Experts suggest that medical professionals - including entrepreneurial dentists - are particularly prone to burnout. While avoiding this condition requires a degree of self-discipline, most mental health professionals and career counselors insist that a few routine measures can take care of the situation - preferably before it becomes too much to manage. The process starts with basic common sense.

  • Attend to physical needs. Adequate sleep, a wholesome diet, exercise and rest during minor illness can head off eventual burnout. Likewise, it's important to go through regular screening for conditions inherent to various life stages (e.g. mammogram, prostate screenings).
  • Pursue outside interests. It's tempting to spend down time catching up with professional reading - or sprawled in an easy chair watching television. Instead, try a new hobby or sports activity, preferably with friends and family.
  • Try to communicate. When nerves are tight or emotions are raging, talk about it. Sometimes a confidante is the answer - a former mentor, dental school classmate or older colleague, for instance. Persons of faith may turn to their pastor or rabbi.

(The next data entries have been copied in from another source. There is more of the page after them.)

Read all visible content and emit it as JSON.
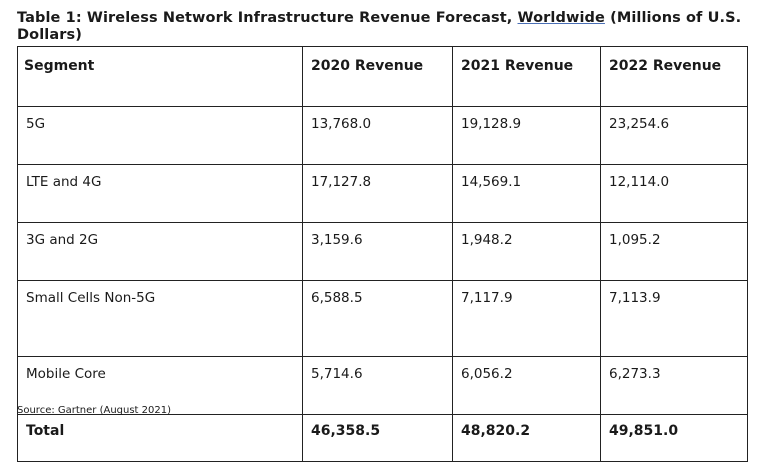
{
  "caption": {
    "lead": "Table 1: Wireless Network Infrastructure Revenue Forecast,",
    "keyword": "Worldwide",
    "tail": "(Millions of U.S. Dollars)"
  },
  "table": {
    "headers": [
      "Segment",
      "2020 Revenue",
      "2021 Revenue",
      "2022 Revenue"
    ],
    "rows": [
      {
        "segment": "5G",
        "y2020": "13,768.0",
        "y2021": "19,128.9",
        "y2022": "23,254.6"
      },
      {
        "segment": "LTE and 4G",
        "y2020": "17,127.8",
        "y2021": "14,569.1",
        "y2022": "12,114.0"
      },
      {
        "segment": "3G and 2G",
        "y2020": "3,159.6",
        "y2021": "1,948.2",
        "y2022": "1,095.2"
      },
      {
        "segment": "Small Cells Non-5G",
        "y2020": "6,588.5",
        "y2021": "7,117.9",
        "y2022": "7,113.9"
      },
      {
        "segment": "Mobile Core",
        "y2020": "5,714.6",
        "y2021": "6,056.2",
        "y2022": "6,273.3"
      }
    ],
    "total": {
      "segment": "Total",
      "y2020": "46,358.5",
      "y2021": "48,820.2",
      "y2022": "49,851.0"
    }
  },
  "source": "Source: Gartner (August 2021)"
}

  • Consult a professional. Career coaches, attorneys and financial planners can help alleviate business stressors, but a mental help professional can be a valuable resource for ongoing depression or anxiety.
  • Join a support group. Highly confidential in nature, professional facilitators typically run these groups, with the job of helping participants honestly share professional and personal matters. Keep in mind, though, that different dynamics make up individual groups, so some trial and error might be in order.
  • Control practice demands. Explore strategies for time and workload management. Hiring a dental assistant, office help or a nurse can help, as does capping patient enrollment.
  • Be objective about economic ups and downs. After all, the fluctuating market can drive anyone to despair. Keep the situation in perspective - things will eventually improve.